A long, long, time ago (just typing those words makes me want to start singing “American Pie”), I was given the best piece of writing advice ever. I’d been struggling with defining my niche as a writer, and frustrated that I couldn’t get down deep into my gut and extract the feelings living there.

Growing up, I was pretty famous in my family for writing lengthy story poems, or odes, always in couplets, for all our major events. Most of these contained quite a bit of humor, and they most certainly wouldn’t qualify as “serious poetry.”

For 10 years and three months, 272 times, I wrote a bi-weekly humorous personal experience column for the Chinook Observer. It garnered me 11 state awards in 10 years. The editor called it “fluff writing.”

Fluff? Well, yes, I suppose it was. But it was what I knew how to do. I loved telling stories that entertained as well as informed, and humor always found a way to sneak into my work, no matter what the topic.

But what I secretly longed to write was cutting-edge, suspense-filled, heart-pounding fiction. I wanted to be taken seriously as a writer, and I thought I must write serious stories to achieve that status.

And then a writing colleague explained to me how the world needs all kinds of writing. He said my style and voice were perfect just the way they were, and that I was a “serious” writer just as long as I kept writing.

Then he told me the five most important words of my entire writing life.
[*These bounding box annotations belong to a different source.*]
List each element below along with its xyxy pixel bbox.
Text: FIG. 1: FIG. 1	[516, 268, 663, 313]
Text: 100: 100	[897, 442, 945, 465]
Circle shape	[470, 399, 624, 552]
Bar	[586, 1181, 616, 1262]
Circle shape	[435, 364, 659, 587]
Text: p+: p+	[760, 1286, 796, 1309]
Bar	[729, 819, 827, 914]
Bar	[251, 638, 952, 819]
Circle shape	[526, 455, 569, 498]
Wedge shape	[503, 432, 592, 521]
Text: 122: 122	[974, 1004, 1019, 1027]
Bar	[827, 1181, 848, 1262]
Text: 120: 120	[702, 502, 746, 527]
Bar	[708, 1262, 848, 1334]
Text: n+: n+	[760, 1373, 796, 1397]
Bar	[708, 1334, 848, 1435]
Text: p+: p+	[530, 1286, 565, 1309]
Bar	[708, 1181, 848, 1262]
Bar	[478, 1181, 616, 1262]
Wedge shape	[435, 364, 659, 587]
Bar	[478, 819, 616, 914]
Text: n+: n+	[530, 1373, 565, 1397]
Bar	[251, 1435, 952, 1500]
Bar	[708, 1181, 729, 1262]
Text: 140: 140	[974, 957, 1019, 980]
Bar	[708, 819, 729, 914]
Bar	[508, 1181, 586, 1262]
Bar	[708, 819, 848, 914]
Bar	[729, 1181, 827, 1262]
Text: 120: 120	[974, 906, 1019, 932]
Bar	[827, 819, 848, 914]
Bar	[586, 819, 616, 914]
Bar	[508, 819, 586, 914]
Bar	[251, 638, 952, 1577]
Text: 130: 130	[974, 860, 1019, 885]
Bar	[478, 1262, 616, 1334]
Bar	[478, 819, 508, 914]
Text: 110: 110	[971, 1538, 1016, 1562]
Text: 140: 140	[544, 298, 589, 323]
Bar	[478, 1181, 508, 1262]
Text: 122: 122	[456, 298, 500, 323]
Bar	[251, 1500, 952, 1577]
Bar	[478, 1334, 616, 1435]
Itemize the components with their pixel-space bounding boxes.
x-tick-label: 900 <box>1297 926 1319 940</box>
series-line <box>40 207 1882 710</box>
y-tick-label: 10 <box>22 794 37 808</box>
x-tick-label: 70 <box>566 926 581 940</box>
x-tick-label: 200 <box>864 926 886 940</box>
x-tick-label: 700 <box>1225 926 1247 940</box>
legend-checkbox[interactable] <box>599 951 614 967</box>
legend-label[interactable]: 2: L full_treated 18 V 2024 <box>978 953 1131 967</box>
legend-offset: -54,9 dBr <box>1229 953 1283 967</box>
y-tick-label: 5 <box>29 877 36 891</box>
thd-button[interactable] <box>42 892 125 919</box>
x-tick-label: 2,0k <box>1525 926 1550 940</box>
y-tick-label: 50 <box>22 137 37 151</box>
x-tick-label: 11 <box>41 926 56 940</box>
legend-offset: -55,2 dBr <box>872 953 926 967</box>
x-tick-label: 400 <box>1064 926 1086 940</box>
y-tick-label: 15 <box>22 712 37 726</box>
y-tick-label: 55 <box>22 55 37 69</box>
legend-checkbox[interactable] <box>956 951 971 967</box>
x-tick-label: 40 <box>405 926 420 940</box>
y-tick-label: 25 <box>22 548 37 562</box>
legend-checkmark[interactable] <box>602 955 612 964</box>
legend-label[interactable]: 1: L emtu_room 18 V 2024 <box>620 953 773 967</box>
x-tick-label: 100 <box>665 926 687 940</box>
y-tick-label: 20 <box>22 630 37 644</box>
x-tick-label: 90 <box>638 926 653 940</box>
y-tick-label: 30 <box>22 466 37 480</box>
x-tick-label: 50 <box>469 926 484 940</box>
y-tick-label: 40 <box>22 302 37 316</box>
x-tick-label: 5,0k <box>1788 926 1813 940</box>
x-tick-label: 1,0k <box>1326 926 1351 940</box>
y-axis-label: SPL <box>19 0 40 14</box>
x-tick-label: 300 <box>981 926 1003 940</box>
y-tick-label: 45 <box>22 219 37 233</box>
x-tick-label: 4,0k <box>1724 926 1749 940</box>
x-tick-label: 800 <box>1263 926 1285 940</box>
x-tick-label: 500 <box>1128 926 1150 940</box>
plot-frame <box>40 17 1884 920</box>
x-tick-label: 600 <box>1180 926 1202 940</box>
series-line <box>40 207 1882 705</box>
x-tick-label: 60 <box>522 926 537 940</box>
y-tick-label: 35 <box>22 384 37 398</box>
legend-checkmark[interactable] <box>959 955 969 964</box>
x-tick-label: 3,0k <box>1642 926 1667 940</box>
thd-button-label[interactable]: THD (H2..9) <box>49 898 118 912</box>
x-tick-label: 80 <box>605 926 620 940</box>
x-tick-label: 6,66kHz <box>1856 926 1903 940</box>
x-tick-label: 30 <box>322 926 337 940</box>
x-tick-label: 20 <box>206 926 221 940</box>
He said, “Don’t fight what you write.”

And at that moment, I knew I’d never be rubbing elbows with Stephen King or James Patterson or J.D. Robb. But that certainly didn’t rule out having my books on a shelf next to the likes of Debbie Macomber or Janet Evanovich.

So that’s when I accepted what I write as being “good enough” and started working on a Cozy Mystery series. Oh, it’s still “fluff,” all right, but it’s darn good fluff, and it turns out that it’s exactly what many people want to read!